Les pompiers passent au peigne fin les étages carbonisés à la recherche de corps. Des centaines de personnes se sont précipitées à l’hôpital à la recherche de leurs proches disparus, mais la plupart des cadavres étaient tellement brûlés qu’ils étaient méconnaissables.
Chawkbazar est l’une des principales zones de commerce de la ville et ses immeubles tassés les uns contre les autres peuvent aussi servir d’entrepôts informels de biens et de produits chimiques.
« Nous avons mis (les propriétaires) en garde. Mais c’est tombé dans l’oreille d’un sourd.

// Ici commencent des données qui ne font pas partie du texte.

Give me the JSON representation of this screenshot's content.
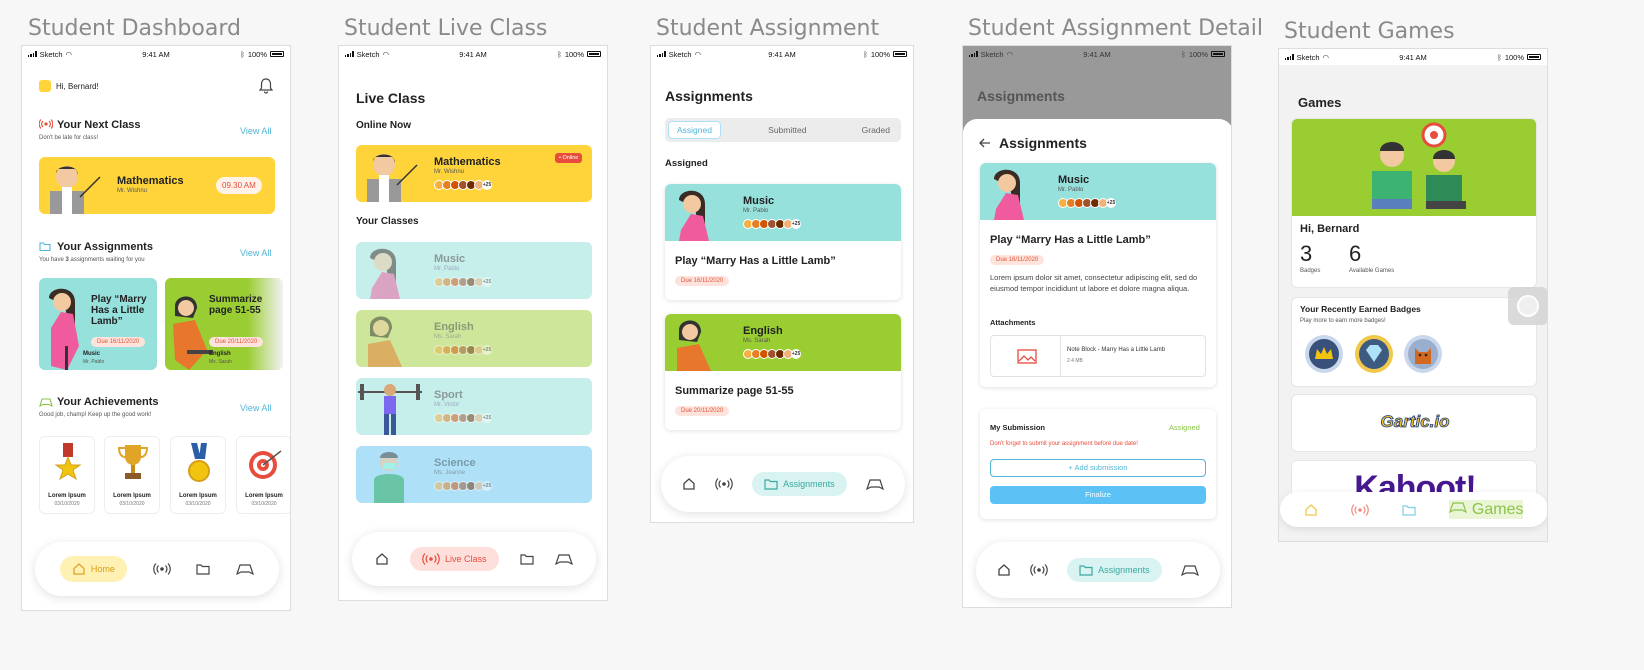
{
  "titles": [
    "Student Dashboard",
    "Student Live Class",
    "Student Assignment",
    "Student Assignment Detail",
    "Student Games"
  ],
  "status": {
    "carrier": "Sketch",
    "time": "9:41 AM",
    "battery": "100%"
  },
  "dashboard": {
    "greeting": "Hi, Bernard!",
    "next_class": {
      "title": "Your Next Class",
      "subtitle": "Don't be late for class!",
      "view_all": "View All",
      "subject": "Mathematics",
      "teacher": "Mr. Wishnu",
      "time": "09.30 AM"
    },
    "assignments": {
      "title": "Your Assignments",
      "subtitle_pre": "You have ",
      "count": "3",
      "subtitle_post": " assignments waiting for you",
      "view_all": "View All",
      "items": [
        {
          "title": "Play “Marry Has a Little Lamb”",
          "due": "Due 16/11/2020",
          "subject": "Music",
          "teacher": "Mr. Pablo"
        },
        {
          "title": "Summarize page 51-55",
          "due": "Due 20/11/2020",
          "subject": "English",
          "teacher": "Ms. Sarah"
        }
      ]
    },
    "achievements": {
      "title": "Your Achievements",
      "subtitle": "Good job, champ! Keep up the good work!",
      "view_all": "View All",
      "items": [
        {
          "name": "Lorem Ipsum",
          "date": "03/10/2020"
        },
        {
          "name": "Lorem Ipsum",
          "date": "03/10/2020"
        },
        {
          "name": "Lorem Ipsum",
          "date": "03/10/2020"
        },
        {
          "name": "Lorem Ipsum",
          "date": "03/10/2020"
        }
      ]
    },
    "nav_home": "Home"
  },
  "live": {
    "title": "Live Class",
    "online_now": "Online Now",
    "online_badge": "• Online",
    "now": {
      "subject": "Mathematics",
      "teacher": "Mr. Wishnu",
      "more": "+25"
    },
    "your_classes": "Your Classes",
    "classes": [
      {
        "subject": "Music",
        "teacher": "Mr. Pablo",
        "more": "+25"
      },
      {
        "subject": "English",
        "teacher": "Ms. Sarah",
        "more": "+25"
      },
      {
        "subject": "Sport",
        "teacher": "Mr. Victor",
        "more": "+25"
      },
      {
        "subject": "Science",
        "teacher": "Ms. Jeanne",
        "more": "+25"
      }
    ],
    "nav_live": "Live Class"
  },
  "assign": {
    "title": "Assignments",
    "tabs": [
      "Assigned",
      "Submitted",
      "Graded"
    ],
    "section": "Assigned",
    "items": [
      {
        "subject": "Music",
        "teacher": "Mr. Pablo",
        "more": "+25",
        "title": "Play “Marry Has a Little Lamb”",
        "due": "Due 16/11/2020"
      },
      {
        "subject": "English",
        "teacher": "Ms. Sarah",
        "more": "+25",
        "title": "Summarize page 51-55",
        "due": "Due 20/11/2020"
      }
    ],
    "nav_assign": "Assignments"
  },
  "detail": {
    "bg_title": "Assignments",
    "title": "Assignments",
    "subject": "Music",
    "teacher": "Mr. Pablo",
    "more": "+25",
    "task": "Play “Marry Has a Little Lamb”",
    "due": "Due 16/11/2020",
    "body": "Lorem ipsum dolor sit amet, consectetur adipiscing elit, sed do eiusmod tempor incididunt ut labore et dolore magna aliqua.",
    "attachments": "Attachments",
    "file_name": "Note Block - Marry Has a Little Lamb",
    "file_size": "2.4 MB",
    "my_submission": "My Submission",
    "status": "Assigned",
    "warning": "Don't forget to submit your assignment before due date!",
    "add": "+ Add submission",
    "finalize": "Finalize",
    "nav_assign": "Assignments"
  },
  "games": {
    "title": "Games",
    "greeting": "Hi, Bernard",
    "badges_count": "3",
    "badges_label": "Badges",
    "games_count": "6",
    "games_label": "Available Games",
    "recent": "Your Recently Earned Badges",
    "recent_sub": "Play more to earn more badges!",
    "game1": "Gartic.io",
    "game2": "Kahoot!",
    "nav_games": "Games"
  },
  "colors": {
    "yellow": "#ffd43b",
    "teal": "#96e1dc",
    "green": "#9acd32",
    "blue": "#aee1f7",
    "red": "#e74c3c",
    "accent": "#4fb6d8"
  }
}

Vous pouvez vous faire pas mal d’argent en louant des étages d’immeubles pour stocker des produits chimiques », explique un résident qui a demandé à rester anonyme.
Les autorités ont lancé une enquête sur l’incendie et promis des mesures de rétorsion pour empêcher que des produits chimiques en grande quantité soient conservés dans des zones résidentielles.
Un incendie similaire, dans un immeuble habité où étaient stockés des produits chimiques, avait déjà frappé la capitale du Bangladesh en 2010 et fait quelque 120 morts.
À la suite de ce désastre, le Bangladesh avait lancé une campagne de répression contre le stockage de produits chimiques dans les zones résidentielles, mais les efforts pour en finir avec cette pratique dangereuse se sont relâchés ces dernières années.
« Nous aurons vite une solution permanente », a affirmé à l’AFP Obaidul Quader, ministre du Transport routier.